SEMARANG, JURANEWS.ID – Forum Ummat Selamatkan Generasi (FORMASI) menyampaikan sejumlah sikap terkait isu LGBT di Indonesia.
Dalam pernyataan tertanggal 23 Agustus 2026, organisasi tersebut menilai fenomena LGBT sebagai persoalan yang menurut mereka berdampak terhadap keluarga, norma sosial, dan ketahanan nasional.
FORMASI menyatakan penolakannya terhadap berbagai bentuk kampanye, promosi, normalisasi maupun perilaku LGBT yang dinilai bertentangan dengan nilai agama dan budaya.
Pernyataan tersebut disampaikan dalam dokumen bertajuk “Selamatkan Indonesia dari Ancaman dan Kejahatan LGBT” yang diterbitkan di Semarang, Minggu (23/8/2026).
Dalam pernyataannya, FORMASI juga mengaitkan sikap tersebut dengan Perpres Nomor 111 Tahun 2025 serta Fatwa MUI Nomor 57 Tahun 2014.
Namun, berbagai rujukan hukum dan kebijakan yang disebut dalam pernyataan tersebut perlu dibedakan dengan posisi hukum positif yang berlaku.
Fatwa organisasi keagamaan, misalnya, tidak dengan sendirinya memiliki kedudukan yang sama dengan peraturan perundang-undangan negara.
FORMASI menyatakan mendukung kebijakan pemerintah yang menurut mereka berkaitan dengan perlindungan keluarga dan generasi muda.
Mereka juga mendesak pemerintah dan DPR membuat undang-undang yang secara khusus mengatur LGBT, sekaligus mendorong pemerintah daerah menerbitkan regulasi terkait.
Selain itu, FORMASI meminta Kementerian Agama dan institusi pendidikan memasukkan edukasi mengenai isu LGBT dalam pendidikan berbasis agama dan karakter.
Minta TNI dan Polri Terlibat
Dalam pernyataannya, FORMASI juga menyerukan keterlibatan institusi keamanan.
Mereka meminta TNI mengintegrasikan edukasi mengenai bahaya LGBT dalam program Bela Negara. Sementara kepada Polri, FORMASI mendesak peningkatan patroli siber serta pengawasan terhadap organisasi yang dinilai mempromosikan agenda LGBT.
Usulan tersebut menjadi bagian dari enam tuntutan yang disampaikan FORMASI dalam pernyataan sikapnya.

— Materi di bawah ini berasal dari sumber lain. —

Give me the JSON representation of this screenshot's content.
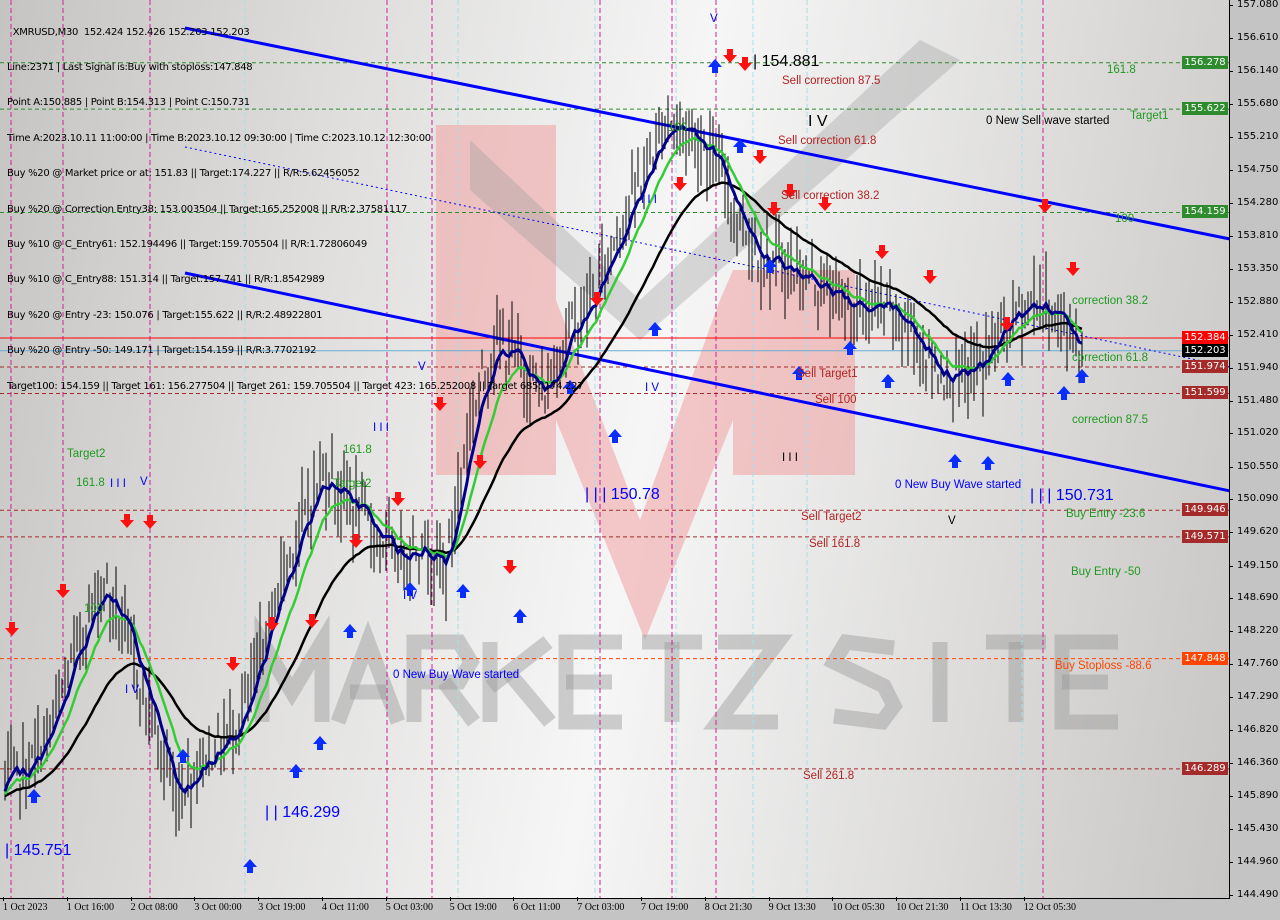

FORMASI juga menyatakan bahwa penyelesaian persoalan yang mereka anggap sebagai ancaman terhadap generasi muda tidak cukup dilakukan melalui kebijakan parsial.

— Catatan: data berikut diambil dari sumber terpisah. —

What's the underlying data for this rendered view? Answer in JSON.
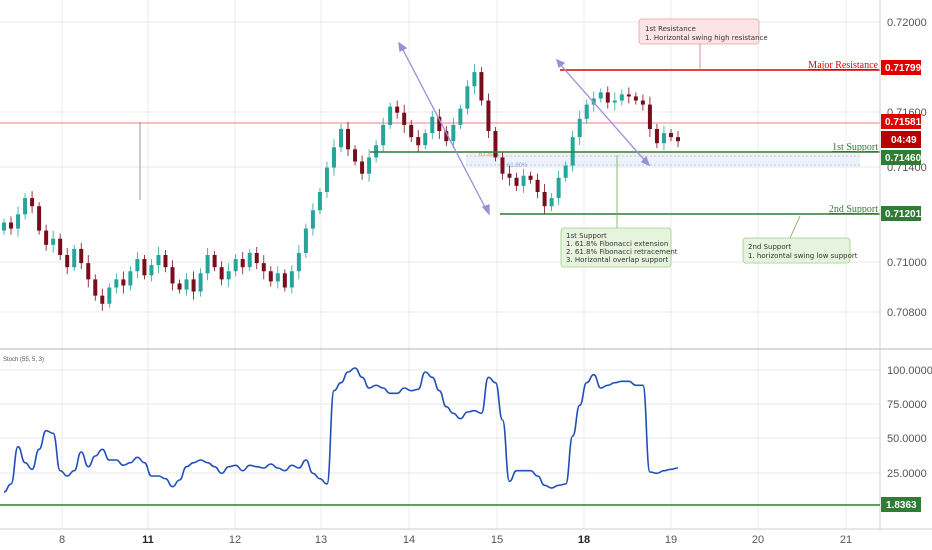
{
  "chart_data": [
    {
      "type": "candlestick",
      "x_ticks": [
        "8",
        "11",
        "12",
        "13",
        "14",
        "15",
        "18",
        "19",
        "20",
        "21"
      ],
      "x_ticks_bold": [
        "11",
        "18"
      ],
      "y_ticks": [
        "0.72000",
        "0.71600",
        "0.71400",
        "0.71000",
        "0.70800"
      ],
      "ylim": [
        0.7071,
        0.7225
      ],
      "colors": {
        "up": "#26a69a",
        "down": "#7a0d1d",
        "grid": "#e3e3e3"
      },
      "candles_close": [
        0.7118,
        0.7115,
        0.7122,
        0.713,
        0.7126,
        0.7114,
        0.7107,
        0.711,
        0.7102,
        0.7096,
        0.7105,
        0.7098,
        0.709,
        0.7082,
        0.7078,
        0.7086,
        0.709,
        0.7087,
        0.7094,
        0.71,
        0.7092,
        0.7097,
        0.7102,
        0.7096,
        0.7088,
        0.7085,
        0.709,
        0.7084,
        0.7093,
        0.7102,
        0.7096,
        0.709,
        0.7094,
        0.71,
        0.7096,
        0.7103,
        0.7098,
        0.7094,
        0.7089,
        0.7093,
        0.7086,
        0.7094,
        0.7103,
        0.7115,
        0.7124,
        0.7133,
        0.7145,
        0.7155,
        0.7164,
        0.7154,
        0.7148,
        0.7142,
        0.715,
        0.7156,
        0.7166,
        0.7175,
        0.7172,
        0.7166,
        0.716,
        0.7156,
        0.7162,
        0.717,
        0.7163,
        0.7158,
        0.7166,
        0.7174,
        0.7185,
        0.7192,
        0.7178,
        0.7163,
        0.715,
        0.7142,
        0.714,
        0.7136,
        0.7141,
        0.7139,
        0.7133,
        0.7126,
        0.713,
        0.714,
        0.7146,
        0.716,
        0.7169,
        0.7176,
        0.7179,
        0.7182,
        0.7177,
        0.7178,
        0.7181,
        0.718,
        0.7178,
        0.7176,
        0.7164,
        0.7157,
        0.7162,
        0.716,
        0.7158
      ],
      "levels": [
        {
          "label": "Major Resistance",
          "value": "0.71799",
          "color": "#e00000"
        },
        {
          "label": "1st Support",
          "value": "0.71460",
          "color": "#2e7d32"
        },
        {
          "label": "2nd Support",
          "value": "0.71201",
          "color": "#2e7d32"
        }
      ],
      "current_price": {
        "value": "0.71581",
        "countdown": "04:49",
        "color": "#e00000"
      },
      "fib_labels": [
        "61.80%",
        "61.80%"
      ],
      "callouts": {
        "resistance": [
          "1st Resistance",
          "1. Horizontal swing high resistance"
        ],
        "support1": [
          "1st Support",
          "1. 61.8% Fibonacci extension",
          "2. 61.8% Fibonacci retracement",
          "3. Horizontal overlap support"
        ],
        "support2": [
          "2nd Support",
          "1. horizontal swing low support"
        ]
      }
    },
    {
      "type": "line",
      "title": "Stoch (55, 5, 3)",
      "y_ticks": [
        "100.0000",
        "75.0000",
        "50.0000",
        "25.0000"
      ],
      "ylim": [
        0,
        105
      ],
      "series": [
        {
          "values": [
            6,
            12,
            40,
            28,
            23,
            38,
            52,
            50,
            22,
            18,
            22,
            36,
            25,
            33,
            38,
            30,
            30,
            26,
            28,
            32,
            28,
            18,
            18,
            16,
            10,
            15,
            25,
            28,
            30,
            28,
            25,
            20,
            25,
            26,
            22,
            26,
            25,
            24,
            27,
            24,
            22,
            26,
            24,
            30,
            20,
            16,
            12,
            82,
            88,
            96,
            99,
            92,
            84,
            86,
            84,
            80,
            80,
            84,
            82,
            83,
            96,
            92,
            82,
            70,
            65,
            61,
            66,
            67,
            65,
            92,
            88,
            60,
            14,
            22,
            22,
            22,
            18,
            11,
            9,
            11,
            12,
            48,
            71,
            88,
            94,
            84,
            86,
            88,
            89,
            89,
            86,
            86,
            21,
            20,
            22,
            23,
            24
          ],
          "color": "#1f4fb8"
        }
      ],
      "marker_label": "1.8363",
      "marker_color": "#2e7d32"
    }
  ]
}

Mereka menyerukan kepada umat Islam dan ulama untuk bersatu serta mendorong penerapan Islam Kaffah sebagai solusi yang mereka nilai komprehensif dalam menghadapi persoalan sosial dan generasi muda.

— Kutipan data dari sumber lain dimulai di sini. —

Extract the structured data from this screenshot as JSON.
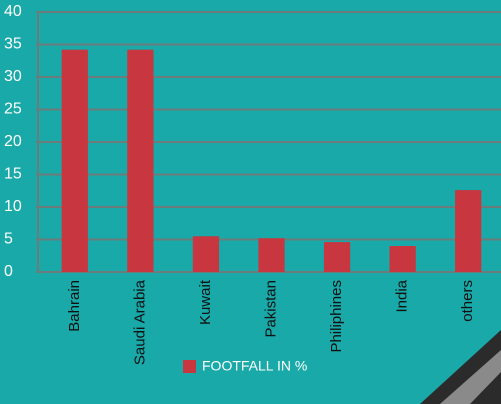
{
  "chart_data": {
    "type": "bar",
    "categories": [
      "Bahrain",
      "Saudi Arabia",
      "Kuwait",
      "Pakistan",
      "Philiphines",
      "India",
      "others"
    ],
    "series": [
      {
        "name": "FOOTFALL IN %",
        "color": "#c8363f",
        "values": [
          34.2,
          34.2,
          5.5,
          5.2,
          4.6,
          4.0,
          12.6
        ]
      }
    ],
    "ylim": [
      0,
      40
    ],
    "yticks": [
      0,
      5,
      10,
      15,
      20,
      25,
      30,
      35,
      40
    ],
    "grid": true,
    "legend": "bottom"
  }
}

Pernyataan tersebut ditandatangani atas nama Forum Ummat Selamatkan Generasi (FORMASI) dan diterbitkan di Semarang pada 23 Agustus 2026.
Isu mengenai orientasi seksual, ekspresi gender, kebebasan beragama, perlindungan anak, serta batas kewenangan negara merupakan persoalan yang kompleks dan memiliki dimensi hukum, sosial, agama, dan hak asasi manusia.
Karena itu, pernyataan FORMASI tersebut merupakan sikap atau pandangan organisasi, bukan dengan sendirinya merupakan kesimpulan hukum bahwa seluruh LGBT merupakan tindak pidana.
Untuk pemberitaan yang berimbang, klaim mengenai “ancaman terstruktur”, “penyimpangan seksual”, maupun konsekuensi hukum dari LGBT perlu ditempatkan sebagai pendapat FORMASI dan tidak ditulis sebagai fakta hukum tanpa dasar regulasi yang jelas.